Pantau - Gubernur DKI Jakarta Pramono Anung Wibowo meresmikan Pasar Kombongan di Kemayoran, Jakarta Pusat, pada Selasa, 6 Januari 2026, setelah direvitalisasi usai mangkrak selama sekitar empat hingga lima tahun dan kini dapat kembali dimanfaatkan oleh masyarakat.
Pramono Anung menyampaikan Pasar Kombongan merupakan salah satu pasar rakyat yang lama terbengkalai dan direvitalisasi sebagai bagian dari upaya Pemerintah Provinsi DKI Jakarta menghidupkan kembali aktivitas ekonomi warga.
"Pasar Kombongan sudah mangkrak selama 4–5 tahun. Hari ini sudah bisa dimanfaatkan oleh masyarakat," ungkap Pramono.
Pasar Kombongan kini memiliki dua lantai dengan total daya tampung 121 kios dan 50 los untuk para pedagang.
Pembagian unit usaha terdiri atas 71 kios dan 50 los di lantai dasar serta 50 kios di lantai satu.
Pramono mengungkapkan masih terdapat sejumlah permasalahan yang perlu segera diselesaikan setelah mendengarkan langsung keluhan para pedagang Pasar Kombongan.
Pramono menyatakan keinginannya agar Pasar Kombongan benar-benar hidup kembali dan ramai dikunjungi pembeli.

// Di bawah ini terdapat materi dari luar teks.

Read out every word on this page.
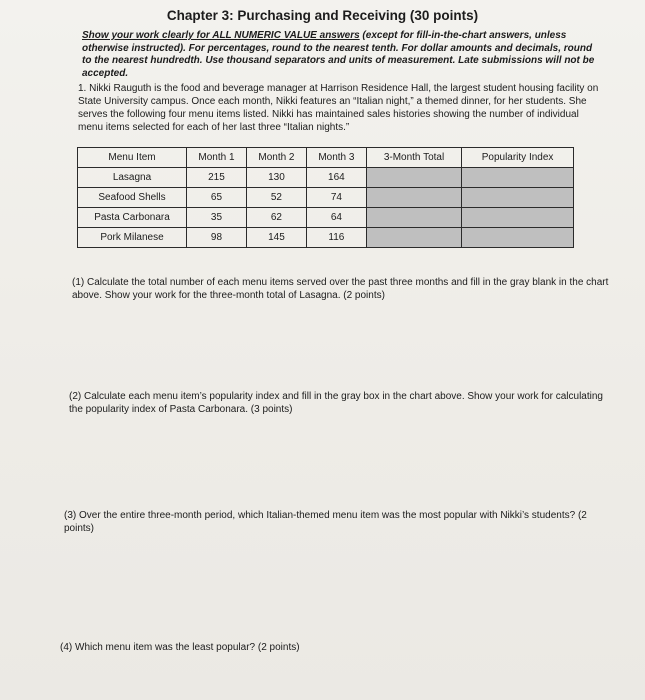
Chapter 3: Purchasing and Receiving (30 points)
Show your work clearly for ALL NUMERIC VALUE answers (except for fill-in-the-chart answers, unless otherwise instructed). For percentages, round to the nearest tenth. For dollar amounts and decimals, round to the nearest hundredth. Use thousand separators and units of measurement. Late submissions will not be accepted.
1. Nikki Rauguth is the food and beverage manager at Harrison Residence Hall, the largest student housing facility on State University campus. Once each month, Nikki features an “Italian night,” a themed dinner, for her students. She serves the following four menu items listed. Nikki has maintained sales histories showing the number of individual menu items selected for each of her last three “Italian nights.”
Menu Item	Month 1	Month 2	Month 3	3-Month Total	Popularity Index
Lasagna	215	130	164		
Seafood Shells	65	52	74		
Pasta Carbonara	35	62	64		
Pork Milanese	98	145	116		
(1) Calculate the total number of each menu items served over the past three months and fill in the gray blank in the chart above. Show your work for the three-month total of Lasagna. (2 points)
(2) Calculate each menu item’s popularity index and fill in the gray box in the chart above. Show your work for calculating the popularity index of Pasta Carbonara. (3 points)
(3) Over the entire three-month period, which Italian-themed menu item was the most popular with Nikki’s students? (2 points)
(4) Which menu item was the least popular? (2 points)
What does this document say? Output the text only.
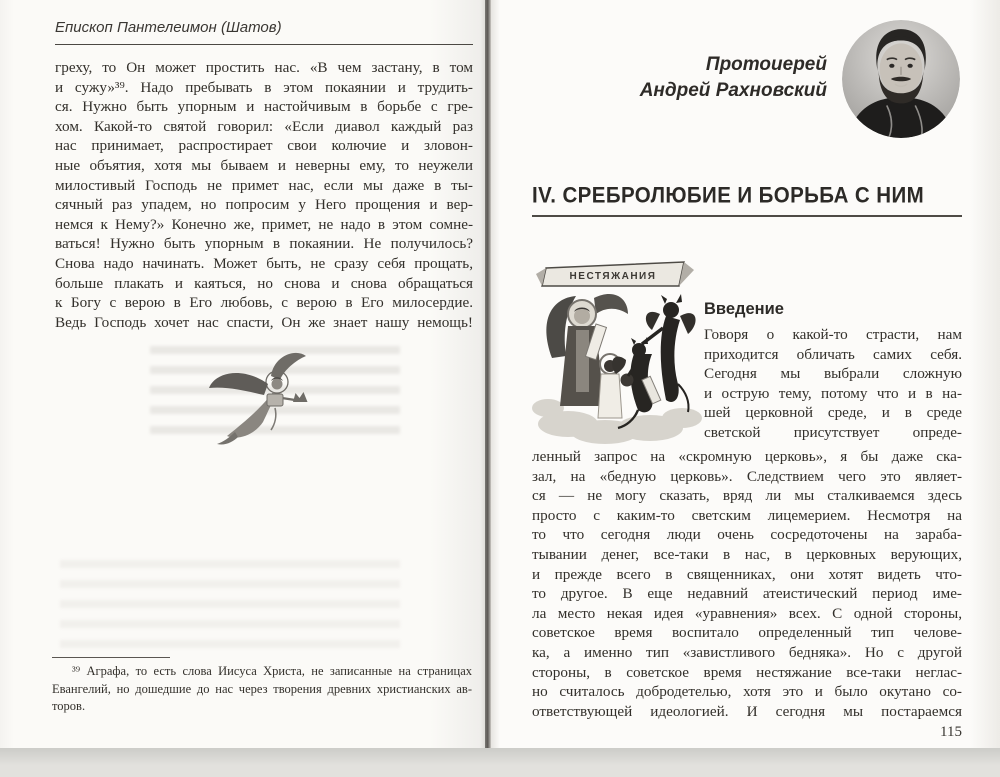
Епископ Пантелеимон (Шатов)
греху, то Он может простить нас. «В чем застану, в том
и сужу»³⁹. Надо пребывать в этом покаянии и трудить-
ся. Нужно быть упорным и настойчивым в борьбе с гре-
хом. Какой-то святой говорил: «Если диавол каждый раз
нас принимает, распростирает свои колючие и зловон-
ные объятия, хотя мы бываем и неверны ему, то неужели
милостивый Господь не примет нас, если мы даже в ты-
сячный раз упадем, но попросим у Него прощения и вер-
немся к Нему?» Конечно же, примет, не надо в этом сомне-
ваться! Нужно быть упорным в покаянии. Не получилось?
Снова надо начинать. Может быть, не сразу себя прощать,
больше плакать и каяться, но снова и снова обращаться
к Богу с верою в Его любовь, с верою в Его милосердие.
Ведь Господь хочет нас спасти, Он же знает нашу немощь!
³⁹ Аграфа, то есть слова Иисуса Христа, не записанные на страницах
Евангелий, но дошедшие до нас через творения древних христианских ав-
торов.
Протоиерей
Андрей Рахновский
IV. СРЕБРОЛЮБИЕ И БОРЬБА С НИМ
НЕСТЯЖАНИЯ
Введение
Говоря о какой-то страсти, нам
приходится обличать самих себя.
Сегодня мы выбрали сложную
и острую тему, потому что и в на-
шей церковной среде, и в среде
светской присутствует опреде-
ленный запрос на «скромную церковь», я бы даже ска-
зал, на «бедную церковь». Следствием чего это являет-
ся — не могу сказать, вряд ли мы сталкиваемся здесь
просто с каким-то светским лицемерием. Несмотря на
то что сегодня люди очень сосредоточены на зараба-
тывании денег, все-таки в нас, в церковных верующих,
и прежде всего в священниках, они хотят видеть что-
то другое. В еще недавний атеистический период име-
ла место некая идея «уравнения» всех. С одной стороны,
советское время воспитало определенный тип челове-
ка, а именно тип «завистливого бедняка». Но с другой
стороны, в советское время нестяжание все-таки неглас-
но считалось добродетелью, хотя это и было окутано со-
ответствующей идеологией. И сегодня мы постараемся
115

"Saya ingin pasar ini benar-benar hidup kembali. Karena itu, saya minta masukan langsung dari para pedagang mengenai hal-hal yang perlu diperbaiki agar pembeli semakin banyak datang ke Pasar Kombongan," ujarnya.
Keluhan utama pedagang berkaitan dengan menurunnya aksesibilitas pasar akibat penutupan jalur karena lintasan kereta api.
Pedagang berharap adanya pembukaan akses setidaknya untuk kendaraan roda dua agar aktivitas perdagangan kembali meningkat.
Menanggapi hal tersebut, Pramono langsung meminta jajaran terkait termasuk Wali Kota Administrasi Jakarta Pusat dan Perumda Pasar Jaya untuk mencari solusi konkret.
Pramono juga menekankan pentingnya menjaga kebersihan pasar serta mendorong penerapan sistem transaksi non-tunai melalui QRIS demi kenyamanan dan keamanan pembeli.
Direktur Utama Perumda Pasar Jaya Agus Himawan menyampaikan pihaknya saat ini mengelola 153 pasar di seluruh Jakarta.
Agus menjelaskan hingga Desember 2025, Perumda Pasar Jaya telah memperbaiki hampir 84 pasar di wilayah Jakarta.
Terkait parkir liar, Agus memastikan pengelolaan parkir di Pasar Kombongan telah bekerja sama dengan pihak ketiga dan masyarakat diminta melapor jika menemukan praktik parkir tidak resmi.
Pasar Kombongan dilengkapi fasilitas mushala, toilet umum dan disabilitas, jaringan air PAM, ruang genset, ruang laktasi, area bongkar muat, parkir kendaraan, hidran, CCTV, dan tempat penampungan sampah sementara.
Seluruh kios dan los di Pasar Kombongan telah menerapkan sistem pembayaran digital menggunakan QRIS Bank Jakarta.
Pada awal 2024, Perumda Pasar Jaya juga telah meresmikan Pasar Jatirawasari dan Pasar Cilincing sebagai bagian dari program revitalisasi pasar rakyat.